The New Credit Agreement has a scheduled maturity date of April 30, 2031 and includes an option for OpCo to extend the term for successive one-year periods, subject to, among certain other terms and conditions, the consent of the Lenders holding greater than 50% of the commitments then outstanding under the New Credit Agreement. The New Credit Agreement commits the Lenders to provide advances up to an aggregate principal amount of $3.0 billion outstanding at any given time, with an option for OpCo to request increases in the aggregate commitments to an amount not to exceed $4.0 billion, subject to certain terms and conditions. The New Credit Agreement also includes a swingline subfacility and a letter of credit subfacility.

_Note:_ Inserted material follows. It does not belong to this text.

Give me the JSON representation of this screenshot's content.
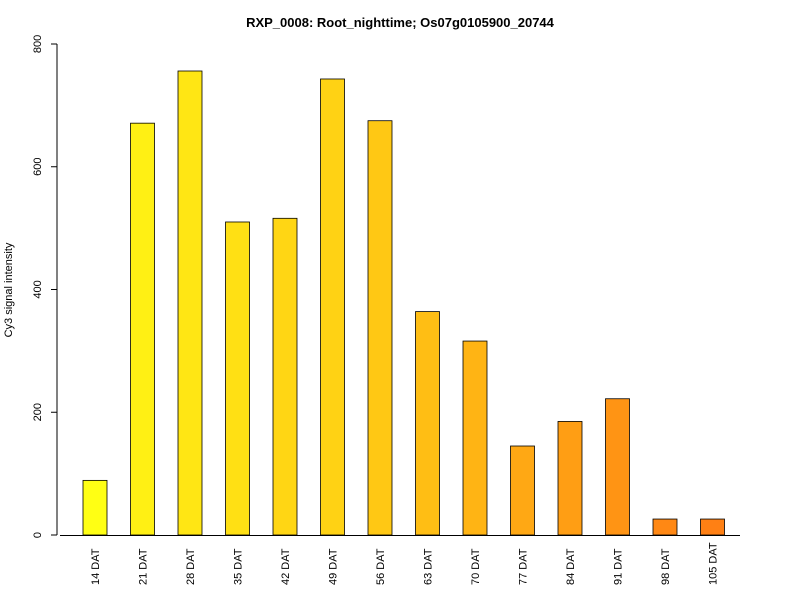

Borrowings under the New Credit Agreement will accrue interest based, at OpCo’s option, on either the secured overnight financing rate (“SOFR”) plus an applicable margin, or the Alternate Base Rate (as defined in the New Credit Agreement) plus an applicable margin. The applicable margin used in connection with interest rates, as well as commitment fees for undrawn commitments, will be based on OpCo’s credit rating for its long-term senior unsecured indebtedness for borrowed money (not supported by third-party credit enhancement) at the applicable time. As of April 30, 2026, the applicable margin for SOFR and Alternate Base Rate Loans is 150 basis points and 50 basis points, respectively, and the commitment fee is 20 basis points.
The New Credit Agreement contains representations, warranties, covenants and events of default that OpCo believes are customary for investment grade, senior unsecured commercial bank credit agreements, including a financial covenant for the maintenance of a ratio of Total Indebtedness to Capitalization Ratio (as defined in the New Credit Agreement) of no greater than 65%.
The Lenders and their respective affiliates have, from time to time, performed, and may in the future perform, various financial advisory and investment banking services for the Company and its affiliates, for which they received or will receive customary fees and expenses. The above description of the New Credit Agreement is a summary and does not purport to be complete and is qualified in its entirety by reference to the New Credit Agreement, which is attached and filed as Exhibit 10.1 to this Current Report on Form 8-K and is incorporated herein by reference.
| Item 1.02. |
Termination of a Material Definitive Agreement. |
On April 30, 2026, in connection with OpCo’s entry into the New Credit Agreement, OpCo terminated that certain Third Amended and Restated Credit Agreement, dated as of February 18, 2022 (as amended, supplement and amended and supplement, the “Prior Credit Agreement”) among OpCo, the lenders party thereto and JPMorgan Chase Bank, N.A., as administrative agent. The Prior Credit Agreement and the credit facility thereunder were terminated by OpCo without penalty. The Prior Credit Agreement was set to mature in February 2028 and, as of April 30, 2026, OpCo had a borrowing base of $4.0 billion and $2.5 billion in elected commitments thereunder.
The lenders and their respective affiliates have, from time to time, performed, and may in the future perform, various financial advisory and investment banking services for the Company and its affiliates, for which they received or will receive customary fees and expenses.
| Item 2.03. |
Creation of a Direct Financial Obligation or an Obligation under an Off-Balance Sheet Arrangement of a Registrant. |
The information set forth under Item 1.01 of this Current Report on Form 8-K is incorporated herein by reference.